Hospital São Mateus utiliza técnica para reparar válvula mitral sem prótese
Cirurgião Gibran Roder Feguri explica quando a válvula mitral pode ser reconstruída e como funciona o acesso minimamente invasivo.
Resumo da matéria
A técnica minimamente invasiva, que acessa o coração por uma incisão menor entre as costelas, pode proporcionar recuperação mais rápida e cicatriz menor, mas a escolha depende das condições clínicas e das características da válvula. O acompanhamento cardiológico e ecocardiográfico ajuda a definir o momento adequado para a intervenção antes que ocorram danos irreversíveis ao coração.
Plastia mitral é uma técnica de reconstrução da válvula do coração utilizada em pacientes selecionados. Crédito: Divulgação/Hospital São Mateus
A válvula mitral, localizada entre o átrio e o ventrículo esquerdos, controla a passagem do sangue e impede o retorno do fluxo na direção contrária. Quando essa válvula apresenta mau funcionamento, podem surgir sintomas como falta de ar, cansaço, palpitações e redução da capacidade para esforços. Em alguns casos, alterações importantes permanecem sem sintomas por algum tempo.
O cirurgião cardiovascular do Hospital São Mateus, Gibran Roder Feguri, explica que a plastia mitral corrige a doença preservando a própria válvula do paciente. O objetivo é melhorar o fechamento e corrigir o vazamento de sangue, mantendo ao máximo a anatomia e o funcionamento natural do coração. Segundo Feguri, houve uma mudança de conceito: em vez de retirar a válvula e colocar uma prótese, busca-se identificar e reconstruir o componente alterado.

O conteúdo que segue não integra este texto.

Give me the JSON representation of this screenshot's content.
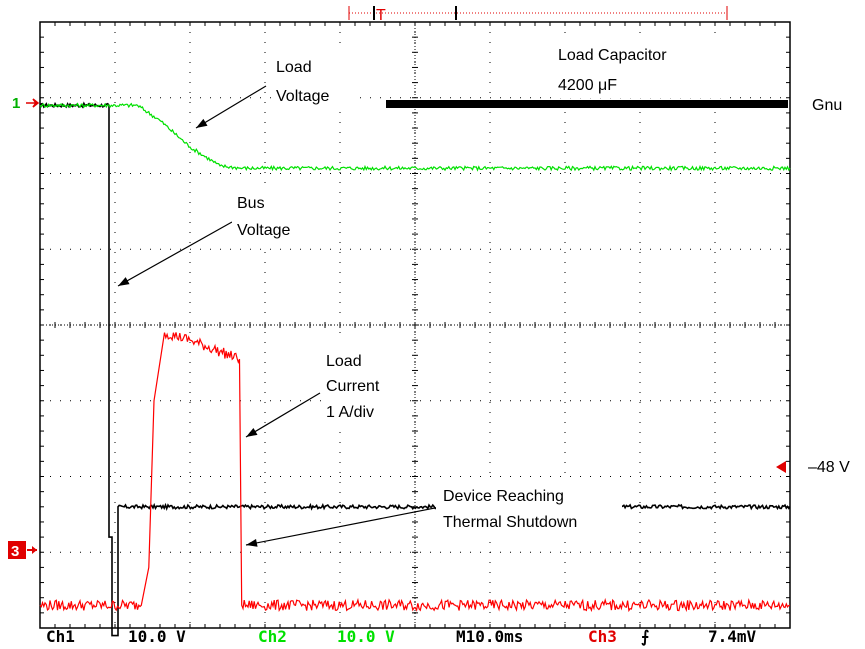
{
  "chart_data": {
    "type": "line",
    "title": "",
    "xlabel": "",
    "ylabel": "",
    "divisions": {
      "x": 10,
      "y": 8
    },
    "grid": true,
    "x_unit": "ms",
    "time_per_div_ms": 10.0,
    "series": [
      {
        "id": "bus",
        "name": "Bus Voltage",
        "color": "#000000",
        "points": [
          [
            0,
            6.9
          ],
          [
            9.2,
            6.9
          ],
          [
            9.2,
            1.2
          ],
          [
            9.6,
            1.2
          ],
          [
            9.6,
            -0.1
          ],
          [
            10.4,
            -0.1
          ],
          [
            10.4,
            1.6
          ],
          [
            100,
            1.6
          ]
        ]
      },
      {
        "id": "load_voltage",
        "name": "Load Voltage",
        "color": "#00e000",
        "points": [
          [
            0,
            6.9
          ],
          [
            13.0,
            6.9
          ],
          [
            16.0,
            6.7
          ],
          [
            20.0,
            6.35
          ],
          [
            24.0,
            6.1
          ],
          [
            27.0,
            6.07
          ],
          [
            100,
            6.07
          ]
        ]
      },
      {
        "id": "load_current",
        "name": "Load Current",
        "color": "#ff0000",
        "points": [
          [
            0,
            0.3
          ],
          [
            13.5,
            0.3
          ],
          [
            14.5,
            0.8
          ],
          [
            15.2,
            3.0
          ],
          [
            16.6,
            3.9
          ],
          [
            20,
            3.8
          ],
          [
            24,
            3.65
          ],
          [
            26.6,
            3.55
          ],
          [
            26.9,
            0.3
          ],
          [
            100,
            0.3
          ]
        ]
      }
    ],
    "annotations": [
      {
        "id": "load_voltage",
        "lines": [
          "Load",
          "Voltage"
        ]
      },
      {
        "id": "load_capacitor",
        "lines": [
          "Load Capacitor",
          "4200 μF"
        ]
      },
      {
        "id": "bus_voltage",
        "lines": [
          "Bus",
          "Voltage"
        ]
      },
      {
        "id": "load_current",
        "lines": [
          "Load",
          "Current",
          "1 A/div"
        ]
      },
      {
        "id": "thermal",
        "lines": [
          "Device Reaching",
          "Thermal Shutdown"
        ]
      }
    ],
    "side_labels": {
      "top": "Gnu",
      "bottom": "–48 V"
    },
    "channel_markers": [
      "1",
      "3"
    ]
  },
  "status": {
    "ch1_label": "Ch1",
    "ch1_scale": "10.0 V",
    "ch2_label": "Ch2",
    "ch2_scale": "10.0 V",
    "timebase": "M10.0ms",
    "ch3_label": "Ch3",
    "trigger_slope": "⨍",
    "trigger_level": "7.4mV"
  },
  "colors": {
    "ch1": "#000000",
    "ch2": "#00e000",
    "ch3": "#ff0000"
  }
}
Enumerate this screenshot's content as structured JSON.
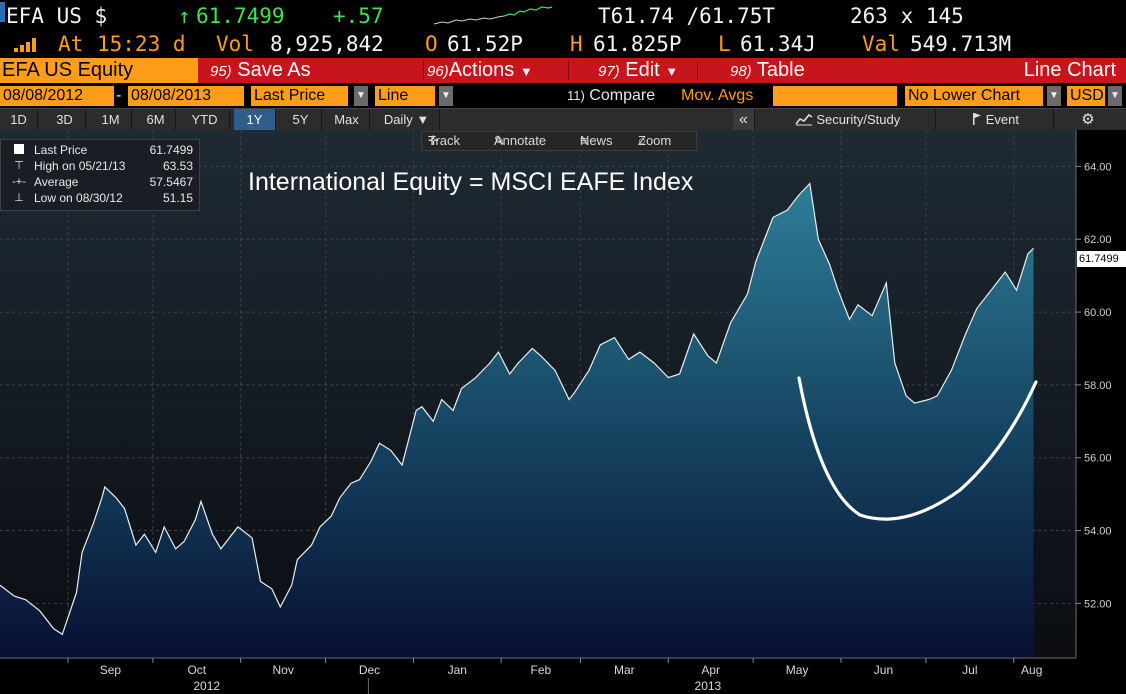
{
  "ticker": {
    "symbol": "EFA US $",
    "arrow": "↑",
    "last": "61.7499",
    "change": "+.57",
    "bid_ask": "T61.74 /61.75T",
    "size": "263 x 145",
    "at_label": "At",
    "time": "15:23 d",
    "vol_label": "Vol",
    "volume": "8,925,842",
    "open_label": "O",
    "open": "61.52P",
    "high_label": "H",
    "high": "61.825P",
    "low_label": "L",
    "low": "61.34J",
    "val_label": "Val",
    "value": "549.713M"
  },
  "function_bar": {
    "security": "EFA US Equity",
    "items": [
      {
        "num": "95)",
        "label": "Save As"
      },
      {
        "num": "96)",
        "label": "Actions"
      },
      {
        "num": "97)",
        "label": "Edit"
      },
      {
        "num": "98)",
        "label": "Table"
      }
    ],
    "chart_type": "Line Chart"
  },
  "inputs": {
    "start_date": "08/08/2012",
    "dash": "-",
    "end_date": "08/08/2013",
    "field": "Last Price",
    "style": "Line",
    "compare_num": "11)",
    "compare": "Compare",
    "mov_avgs": "Mov. Avgs",
    "lower_chart": "No Lower Chart",
    "currency": "USD"
  },
  "toolbar": {
    "periods": [
      "1D",
      "3D",
      "1M",
      "6M",
      "YTD",
      "1Y",
      "5Y",
      "Max"
    ],
    "active": "1Y",
    "frequency": "Daily ▼",
    "collapse": "«",
    "security_study": "Security/Study",
    "event": "Event",
    "settings": "⚙"
  },
  "chart_tools": {
    "track": "Track",
    "annotate": "Annotate",
    "news": "News",
    "zoom": "Zoom"
  },
  "legend": {
    "last_price_label": "Last Price",
    "last_price": "61.7499",
    "high_label": "High on 05/21/13",
    "high": "63.53",
    "average_label": "Average",
    "average": "57.5467",
    "low_label": "Low on 08/30/12",
    "low": "51.15"
  },
  "annotation": "International Equity = MSCI EAFE Index",
  "last_price_tag": "61.7499",
  "colors": {
    "accent_orange": "#ff9c1a",
    "function_red": "#c8141c",
    "price_green": "#3ee34a",
    "area_top": "#2e7e98",
    "area_bottom": "#081033"
  },
  "chart_data": {
    "type": "area",
    "title": "",
    "xlabel": "",
    "ylabel": "",
    "ylim": [
      50.5,
      65
    ],
    "yticks": [
      "64.00",
      "62.00",
      "60.00",
      "58.00",
      "56.00",
      "54.00",
      "52.00"
    ],
    "ytick_values": [
      64,
      62,
      60,
      58,
      56,
      54,
      52
    ],
    "xticks": [
      {
        "label": "Sep",
        "date": "2012-09-01"
      },
      {
        "label": "Oct",
        "date": "2012-10-01"
      },
      {
        "label": "Nov",
        "date": "2012-11-01"
      },
      {
        "label": "Dec",
        "date": "2012-12-01"
      },
      {
        "label": "Jan",
        "date": "2013-01-01"
      },
      {
        "label": "Feb",
        "date": "2013-02-01"
      },
      {
        "label": "Mar",
        "date": "2013-03-01"
      },
      {
        "label": "Apr",
        "date": "2013-04-01"
      },
      {
        "label": "May",
        "date": "2013-05-01"
      },
      {
        "label": "Jun",
        "date": "2013-06-01"
      },
      {
        "label": "Jul",
        "date": "2013-07-01"
      },
      {
        "label": "Aug",
        "date": "2013-08-01"
      }
    ],
    "year_labels": [
      {
        "label": "2012",
        "date": "2012-10-20"
      },
      {
        "label": "2013",
        "date": "2013-04-15"
      }
    ],
    "x_start": "2012-08-08",
    "x_end": "2013-08-23",
    "grid": true,
    "series": [
      {
        "points": [
          [
            "2012-08-08",
            52.5
          ],
          [
            "2012-08-13",
            52.2
          ],
          [
            "2012-08-17",
            52.1
          ],
          [
            "2012-08-22",
            51.8
          ],
          [
            "2012-08-27",
            51.3
          ],
          [
            "2012-08-30",
            51.15
          ],
          [
            "2012-09-04",
            52.3
          ],
          [
            "2012-09-06",
            53.4
          ],
          [
            "2012-09-10",
            54.2
          ],
          [
            "2012-09-13",
            54.9
          ],
          [
            "2012-09-14",
            55.2
          ],
          [
            "2012-09-18",
            54.9
          ],
          [
            "2012-09-21",
            54.6
          ],
          [
            "2012-09-25",
            53.6
          ],
          [
            "2012-09-28",
            53.9
          ],
          [
            "2012-10-02",
            53.4
          ],
          [
            "2012-10-05",
            54.1
          ],
          [
            "2012-10-09",
            53.5
          ],
          [
            "2012-10-12",
            53.7
          ],
          [
            "2012-10-16",
            54.3
          ],
          [
            "2012-10-18",
            54.8
          ],
          [
            "2012-10-22",
            53.9
          ],
          [
            "2012-10-25",
            53.5
          ],
          [
            "2012-10-31",
            54.1
          ],
          [
            "2012-11-05",
            53.8
          ],
          [
            "2012-11-08",
            52.6
          ],
          [
            "2012-11-12",
            52.4
          ],
          [
            "2012-11-15",
            51.9
          ],
          [
            "2012-11-19",
            52.5
          ],
          [
            "2012-11-21",
            53.2
          ],
          [
            "2012-11-26",
            53.6
          ],
          [
            "2012-11-29",
            54.1
          ],
          [
            "2012-12-03",
            54.4
          ],
          [
            "2012-12-06",
            54.9
          ],
          [
            "2012-12-10",
            55.3
          ],
          [
            "2012-12-13",
            55.4
          ],
          [
            "2012-12-17",
            55.9
          ],
          [
            "2012-12-20",
            56.4
          ],
          [
            "2012-12-24",
            56.2
          ],
          [
            "2012-12-28",
            55.8
          ],
          [
            "2013-01-02",
            57.3
          ],
          [
            "2013-01-04",
            57.4
          ],
          [
            "2013-01-08",
            57.0
          ],
          [
            "2013-01-11",
            57.6
          ],
          [
            "2013-01-15",
            57.3
          ],
          [
            "2013-01-18",
            57.9
          ],
          [
            "2013-01-23",
            58.2
          ],
          [
            "2013-01-28",
            58.6
          ],
          [
            "2013-01-31",
            58.9
          ],
          [
            "2013-02-04",
            58.3
          ],
          [
            "2013-02-07",
            58.6
          ],
          [
            "2013-02-12",
            59.0
          ],
          [
            "2013-02-15",
            58.8
          ],
          [
            "2013-02-20",
            58.4
          ],
          [
            "2013-02-25",
            57.6
          ],
          [
            "2013-02-27",
            57.8
          ],
          [
            "2013-03-04",
            58.4
          ],
          [
            "2013-03-08",
            59.1
          ],
          [
            "2013-03-13",
            59.3
          ],
          [
            "2013-03-18",
            58.7
          ],
          [
            "2013-03-22",
            58.9
          ],
          [
            "2013-03-27",
            58.6
          ],
          [
            "2013-04-01",
            58.2
          ],
          [
            "2013-04-05",
            58.3
          ],
          [
            "2013-04-10",
            59.4
          ],
          [
            "2013-04-15",
            58.8
          ],
          [
            "2013-04-18",
            58.6
          ],
          [
            "2013-04-23",
            59.7
          ],
          [
            "2013-04-29",
            60.5
          ],
          [
            "2013-05-02",
            61.4
          ],
          [
            "2013-05-08",
            62.6
          ],
          [
            "2013-05-13",
            62.8
          ],
          [
            "2013-05-17",
            63.2
          ],
          [
            "2013-05-21",
            63.53
          ],
          [
            "2013-05-24",
            62.0
          ],
          [
            "2013-05-28",
            61.3
          ],
          [
            "2013-05-31",
            60.6
          ],
          [
            "2013-06-04",
            59.8
          ],
          [
            "2013-06-07",
            60.2
          ],
          [
            "2013-06-12",
            59.9
          ],
          [
            "2013-06-17",
            60.8
          ],
          [
            "2013-06-20",
            58.6
          ],
          [
            "2013-06-24",
            57.7
          ],
          [
            "2013-06-27",
            57.5
          ],
          [
            "2013-07-02",
            57.6
          ],
          [
            "2013-07-05",
            57.7
          ],
          [
            "2013-07-10",
            58.4
          ],
          [
            "2013-07-15",
            59.4
          ],
          [
            "2013-07-19",
            60.1
          ],
          [
            "2013-07-24",
            60.6
          ],
          [
            "2013-07-29",
            61.1
          ],
          [
            "2013-08-02",
            60.6
          ],
          [
            "2013-08-06",
            61.6
          ],
          [
            "2013-08-08",
            61.75
          ]
        ]
      }
    ]
  }
}
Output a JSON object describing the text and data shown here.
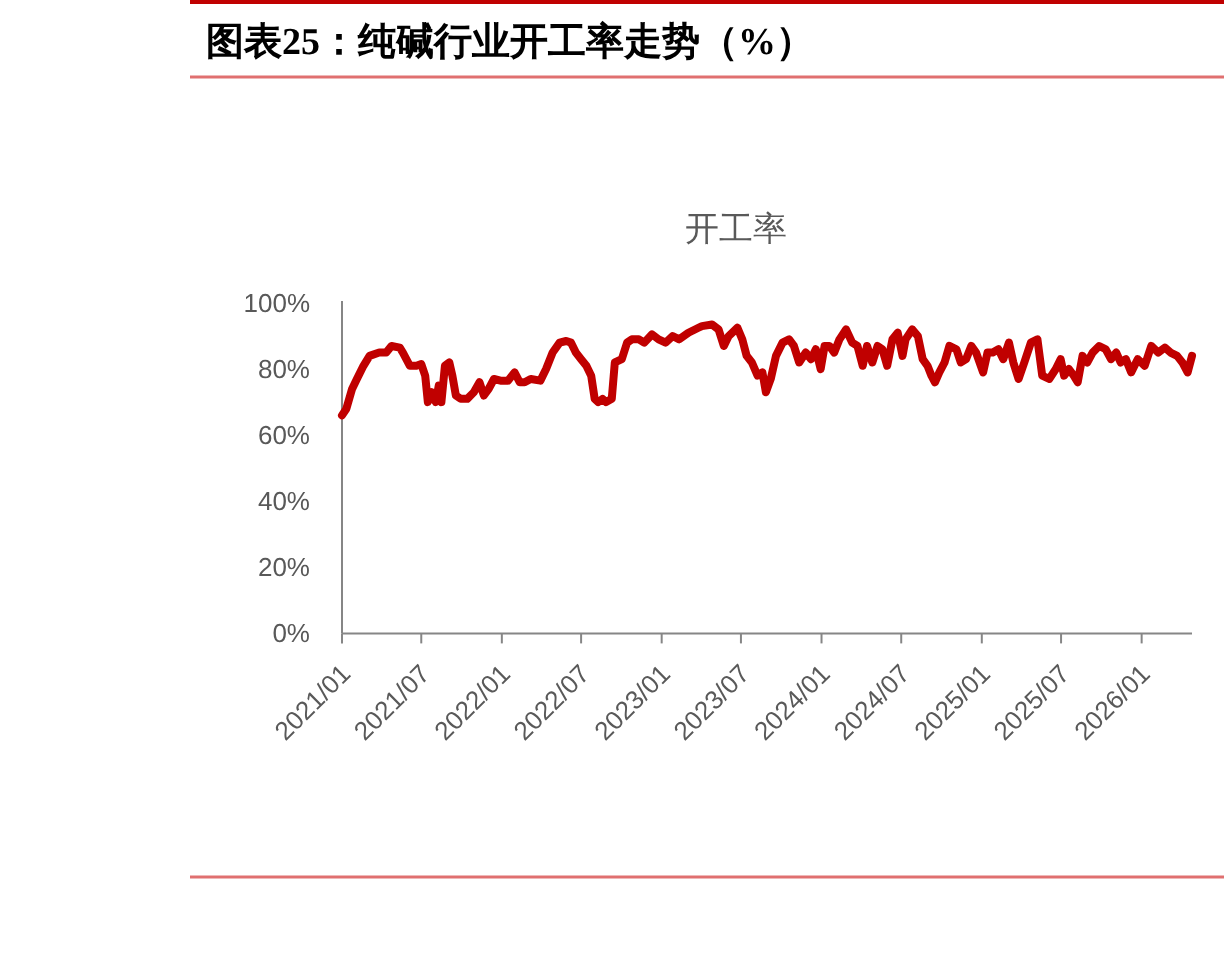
{
  "chart_data": {
    "type": "line",
    "title": "图表25：纯碱行业开工率走势（%）",
    "subtitle": "开工率",
    "x": [
      "2021-01-01",
      "2021-01-11",
      "2021-01-24",
      "2021-02-04",
      "2021-02-19",
      "2021-03-05",
      "2021-03-27",
      "2021-04-12",
      "2021-04-24",
      "2021-05-13",
      "2021-05-20",
      "2021-06-05",
      "2021-06-20",
      "2021-07-01",
      "2021-07-10",
      "2021-07-16",
      "2021-07-25",
      "2021-08-03",
      "2021-08-10",
      "2021-08-16",
      "2021-08-24",
      "2021-09-03",
      "2021-09-10",
      "2021-09-18",
      "2021-09-29",
      "2021-10-14",
      "2021-10-29",
      "2021-11-11",
      "2021-11-21",
      "2021-12-02",
      "2021-12-14",
      "2021-12-29",
      "2022-01-15",
      "2022-01-30",
      "2022-02-11",
      "2022-02-22",
      "2022-03-08",
      "2022-03-30",
      "2022-04-12",
      "2022-04-27",
      "2022-05-13",
      "2022-05-28",
      "2022-06-08",
      "2022-06-19",
      "2022-07-01",
      "2022-07-13",
      "2022-07-24",
      "2022-08-01",
      "2022-08-09",
      "2022-08-19",
      "2022-08-27",
      "2022-09-09",
      "2022-09-16",
      "2022-10-02",
      "2022-10-14",
      "2022-10-25",
      "2022-11-10",
      "2022-11-22",
      "2022-12-10",
      "2022-12-25",
      "2023-01-10",
      "2023-01-26",
      "2023-02-10",
      "2023-03-03",
      "2023-03-26",
      "2023-04-03",
      "2023-04-26",
      "2023-05-11",
      "2023-05-23",
      "2023-06-03",
      "2023-06-23",
      "2023-07-04",
      "2023-07-14",
      "2023-07-26",
      "2023-08-08",
      "2023-08-19",
      "2023-08-27",
      "2023-09-07",
      "2023-09-19",
      "2023-10-04",
      "2023-10-19",
      "2023-10-30",
      "2023-11-11",
      "2023-11-26",
      "2023-12-08",
      "2023-12-19",
      "2023-12-30",
      "2024-01-08",
      "2024-01-19",
      "2024-01-30",
      "2024-02-11",
      "2024-02-26",
      "2024-03-11",
      "2024-03-23",
      "2024-04-04",
      "2024-04-14",
      "2024-04-26",
      "2024-05-08",
      "2024-05-19",
      "2024-05-30",
      "2024-06-11",
      "2024-06-23",
      "2024-07-04",
      "2024-07-11",
      "2024-07-26",
      "2024-08-08",
      "2024-08-19",
      "2024-08-30",
      "2024-09-08",
      "2024-09-16",
      "2024-09-26",
      "2024-10-08",
      "2024-10-19",
      "2024-11-04",
      "2024-11-14",
      "2024-11-26",
      "2024-12-08",
      "2024-12-19",
      "2025-01-04",
      "2025-01-14",
      "2025-01-26",
      "2025-02-08",
      "2025-02-19",
      "2025-03-04",
      "2025-03-14",
      "2025-03-26",
      "2025-04-08",
      "2025-04-23",
      "2025-05-08",
      "2025-05-19",
      "2025-06-04",
      "2025-06-19",
      "2025-06-30",
      "2025-07-08",
      "2025-07-19",
      "2025-07-30",
      "2025-08-08",
      "2025-08-19",
      "2025-08-30",
      "2025-09-11",
      "2025-09-26",
      "2025-10-11",
      "2025-10-23",
      "2025-11-04",
      "2025-11-14",
      "2025-11-26",
      "2025-12-08",
      "2025-12-23",
      "2026-01-08",
      "2026-01-23",
      "2026-02-08",
      "2026-02-23",
      "2026-03-08",
      "2026-03-23",
      "2026-04-04",
      "2026-04-16",
      "2026-04-26"
    ],
    "series": [
      {
        "color": "#c00000",
        "values": [
          66,
          68,
          74,
          77,
          81,
          84,
          85,
          85,
          87,
          86.5,
          85,
          81,
          81,
          81.5,
          78,
          70,
          73,
          70,
          75,
          70,
          81,
          82,
          78,
          72,
          71,
          71,
          73,
          76,
          72,
          74,
          77,
          76.5,
          76.5,
          79,
          76,
          76,
          77,
          76.5,
          80,
          85,
          88,
          88.5,
          88,
          85,
          83,
          81,
          78,
          71,
          70,
          71,
          70,
          71,
          82,
          83,
          88,
          89,
          89,
          88,
          90.5,
          89,
          88,
          90,
          89,
          91,
          92.5,
          93,
          93.5,
          92,
          87,
          90,
          92.5,
          89,
          84,
          82,
          78,
          79,
          73,
          77,
          84,
          88,
          89,
          87,
          82,
          85,
          83,
          86,
          80,
          87,
          87,
          85,
          89,
          92,
          88,
          87,
          81,
          87,
          82,
          87,
          86,
          81,
          89,
          91,
          84,
          89,
          92,
          90,
          83,
          81,
          78,
          76,
          79,
          82,
          87,
          86,
          82,
          83,
          87,
          85,
          79,
          85,
          85,
          86,
          83,
          88,
          82,
          77,
          82,
          88,
          89,
          78,
          77,
          80,
          83,
          78,
          80,
          78,
          76,
          84,
          82,
          85,
          87,
          86,
          83,
          85,
          82,
          83,
          79,
          83,
          81,
          87,
          85,
          86.5,
          85,
          84,
          82,
          79,
          84
        ]
      }
    ],
    "xlim": [
      "2021-01-01",
      "2026-04-26"
    ],
    "xticks": [
      {
        "value": "2021-01",
        "label": "2021/01"
      },
      {
        "value": "2021-07",
        "label": "2021/07"
      },
      {
        "value": "2022-01",
        "label": "2022/01"
      },
      {
        "value": "2022-07",
        "label": "2022/07"
      },
      {
        "value": "2023-01",
        "label": "2023/01"
      },
      {
        "value": "2023-07",
        "label": "2023/07"
      },
      {
        "value": "2024-01",
        "label": "2024/01"
      },
      {
        "value": "2024-07",
        "label": "2024/07"
      },
      {
        "value": "2025-01",
        "label": "2025/01"
      },
      {
        "value": "2025-07",
        "label": "2025/07"
      },
      {
        "value": "2026-01",
        "label": "2026/01"
      }
    ],
    "ylim": [
      0,
      100
    ],
    "yticks": [
      {
        "value": 0,
        "label": "0%"
      },
      {
        "value": 20,
        "label": "20%"
      },
      {
        "value": 40,
        "label": "40%"
      },
      {
        "value": 60,
        "label": "60%"
      },
      {
        "value": 80,
        "label": "80%"
      },
      {
        "value": 100,
        "label": "100%"
      }
    ]
  }
}
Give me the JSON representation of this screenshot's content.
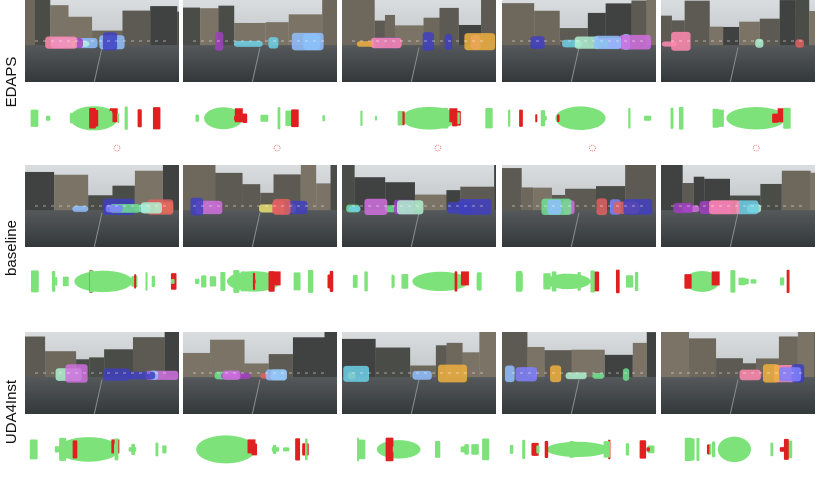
{
  "rows": [
    {
      "label": "EDAPS"
    },
    {
      "label": "baseline"
    },
    {
      "label": "UDA4Inst"
    }
  ]
}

A reconstrução da válvula mitral muitas vezes evita a necessidade de anticoagulação por toda a vida, ao contrário das próteses mecânicas, que exigem esse cuidado permanente. Além disso, as próteses biológicas podem degenerar ao longo dos anos, enquanto manter a válvula natural ajuda a preservar a anatomia e a função cardíaca e pode evitar complicações relacionadas às próteses.
A possibilidade de reparo depende da causa da doença, das condições da válvula e das características do paciente. A insuficiência mitral degenerativa com prolapso ou ruptura das cordoalhas, por exemplo, pode ter bons resultados com reconstrução. Por outro lado, alterações mais complexas podem exigir substituição por prótese. O Hospital São Mateus realiza técnicas de reconstrução da válvula mitral em pacientes selecionados.
A cirurgia convencional acessa o coração geralmente pela abertura do esterno. Já a técnica minimamente invasiva chega à válvula por uma incisão menor na lateral direita do tórax, entre as costelas, dispensando a abertura do esterno. Segundo Feguri, a técnica minimamente invasiva refere-se ao acesso, e a qualidade da correção dentro do coração deve ser a mesma. A incisão menor nunca deve comprometer a correção adequada da doença valvar.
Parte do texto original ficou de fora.